American Eagle Outfitters Inc. (AEO - Free Report) is slated to report first-quarter fiscal 2018 results on May 31, before the closing bell. Notably, the company has a mixed record of surprises in the trailing four quarters, with an average earnings beat of 1.9%.
For the to-be-reported quarter, the Zacks Consensus Estimate remained stable at 22 cents in the last 30 days, reflecting a year-over-year improvement of 37.5%. The company envisions earnings per share of 20-22 cents for the fiscal first quarter.
Let’s see how things are shaping up prior to the earnings announcement.
Factors Likely to Impact 1Q18
American Eagle has been grappling with soft margins for a while now. The decline in margins can be attributed to higher promotions along with increased shipping costs and compensation. Further, the company’s attempt to expand globally exposes it to adverse currency movements and other international risks.
Although American Eagle's expansion plans and omni-channel growth are likely to strengthen its business, high dependence on external suppliers and macroeconomic headwinds might weigh on results. Evidently, the company delivered negative surprises in two of the last four quarters, with in-line earnings in the previous quarter.
However, the stock has outperformed the industry in the past month, owing to the company’s impressive comps trend. Also, it has been gaining from strong online sales at both brands due to efficient use of omni-channel capabilities for enhancing customer experience.
In the last three months, shares of the company have rallied 13.4% against the industry’s decline of 5.4%.
What the Zacks Model Unveils
Our proven model does not conclusively show that American Eagle is likely to beat earnings estimates this quarter.
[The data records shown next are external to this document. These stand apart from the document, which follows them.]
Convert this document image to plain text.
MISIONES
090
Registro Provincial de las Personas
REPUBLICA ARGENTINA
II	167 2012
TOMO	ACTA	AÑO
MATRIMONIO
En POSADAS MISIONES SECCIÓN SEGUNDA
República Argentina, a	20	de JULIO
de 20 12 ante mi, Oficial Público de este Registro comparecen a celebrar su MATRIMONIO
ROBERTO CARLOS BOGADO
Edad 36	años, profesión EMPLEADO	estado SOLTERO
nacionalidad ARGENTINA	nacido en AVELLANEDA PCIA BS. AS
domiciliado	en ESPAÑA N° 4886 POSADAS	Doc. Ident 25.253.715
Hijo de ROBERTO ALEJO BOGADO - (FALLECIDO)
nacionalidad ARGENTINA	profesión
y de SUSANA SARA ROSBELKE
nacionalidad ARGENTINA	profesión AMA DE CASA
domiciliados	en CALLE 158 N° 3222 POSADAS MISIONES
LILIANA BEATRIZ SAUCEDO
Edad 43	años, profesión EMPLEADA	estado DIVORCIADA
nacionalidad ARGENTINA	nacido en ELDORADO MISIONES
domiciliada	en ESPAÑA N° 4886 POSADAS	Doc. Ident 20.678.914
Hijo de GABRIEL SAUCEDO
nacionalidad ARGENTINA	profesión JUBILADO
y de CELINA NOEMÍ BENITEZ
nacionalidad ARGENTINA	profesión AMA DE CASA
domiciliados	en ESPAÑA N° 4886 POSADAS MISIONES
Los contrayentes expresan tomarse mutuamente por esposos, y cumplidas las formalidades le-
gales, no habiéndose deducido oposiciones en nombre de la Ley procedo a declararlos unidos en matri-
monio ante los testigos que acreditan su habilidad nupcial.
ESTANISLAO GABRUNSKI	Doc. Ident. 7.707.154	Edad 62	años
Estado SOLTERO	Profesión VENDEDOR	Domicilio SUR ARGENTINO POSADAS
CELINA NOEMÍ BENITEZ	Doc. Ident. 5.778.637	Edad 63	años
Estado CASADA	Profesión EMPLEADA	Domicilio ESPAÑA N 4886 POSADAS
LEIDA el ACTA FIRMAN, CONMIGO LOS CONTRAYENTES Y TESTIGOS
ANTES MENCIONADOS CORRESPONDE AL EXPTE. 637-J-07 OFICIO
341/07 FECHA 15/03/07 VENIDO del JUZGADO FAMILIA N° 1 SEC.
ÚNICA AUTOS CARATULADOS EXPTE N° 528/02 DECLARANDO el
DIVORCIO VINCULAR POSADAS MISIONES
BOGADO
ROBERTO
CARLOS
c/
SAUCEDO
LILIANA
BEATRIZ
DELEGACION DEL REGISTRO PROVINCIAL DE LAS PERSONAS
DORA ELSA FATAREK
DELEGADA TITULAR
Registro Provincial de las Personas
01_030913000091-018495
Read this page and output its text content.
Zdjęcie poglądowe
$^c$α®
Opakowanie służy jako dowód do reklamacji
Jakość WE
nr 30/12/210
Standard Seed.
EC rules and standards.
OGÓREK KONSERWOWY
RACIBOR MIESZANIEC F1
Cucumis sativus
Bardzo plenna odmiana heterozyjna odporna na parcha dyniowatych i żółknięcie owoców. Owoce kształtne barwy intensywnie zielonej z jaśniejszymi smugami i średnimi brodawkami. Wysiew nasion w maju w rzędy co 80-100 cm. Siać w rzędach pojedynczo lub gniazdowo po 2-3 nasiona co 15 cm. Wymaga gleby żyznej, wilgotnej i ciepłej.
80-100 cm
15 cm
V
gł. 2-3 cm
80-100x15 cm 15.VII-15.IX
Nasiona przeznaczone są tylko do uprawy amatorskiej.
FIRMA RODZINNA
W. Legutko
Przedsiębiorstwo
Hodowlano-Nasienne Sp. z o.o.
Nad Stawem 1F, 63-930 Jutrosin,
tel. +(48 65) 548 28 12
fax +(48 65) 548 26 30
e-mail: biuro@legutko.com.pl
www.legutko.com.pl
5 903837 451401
This is because a stock needs to have both — a positive Earnings ESP and a Zacks Rank #1 (Strong Buy), 2 (Buy) or 3 (Hold) — for this to happen. You can uncover the best stocks to buy or sell before they’re reported with our Earnings ESP Filter.
American Eagle has an Earnings ESP of -0.21% and a Zacks Rank #4 (Sell), making surprise prediction impossible. We caution against stocks with a Zacks Rank #4 or 5 (Sell rated) going into the earnings announcement, especially when the company is seeing negative estimate revisions.
Stocks With Favorable Combination
Here are some companies that you may want to consider as our model shows that these have the right combination of elements to post an earnings beat:
PVH Corp. (PVH - Free Report) has an Earnings ESP of +0.56% and a Zacks Rank #2. You can see the complete list of today’s Zacks #1 Rank stocks here.
Dollar General Corp. (DG - Free Report) has an Earnings ESP of +1.97% and a Zacks Rank #2.
Ulta Beauty Inc. (ULTA - Free Report) has an Earnings ESP of +0.46% and a Zacks Rank #2.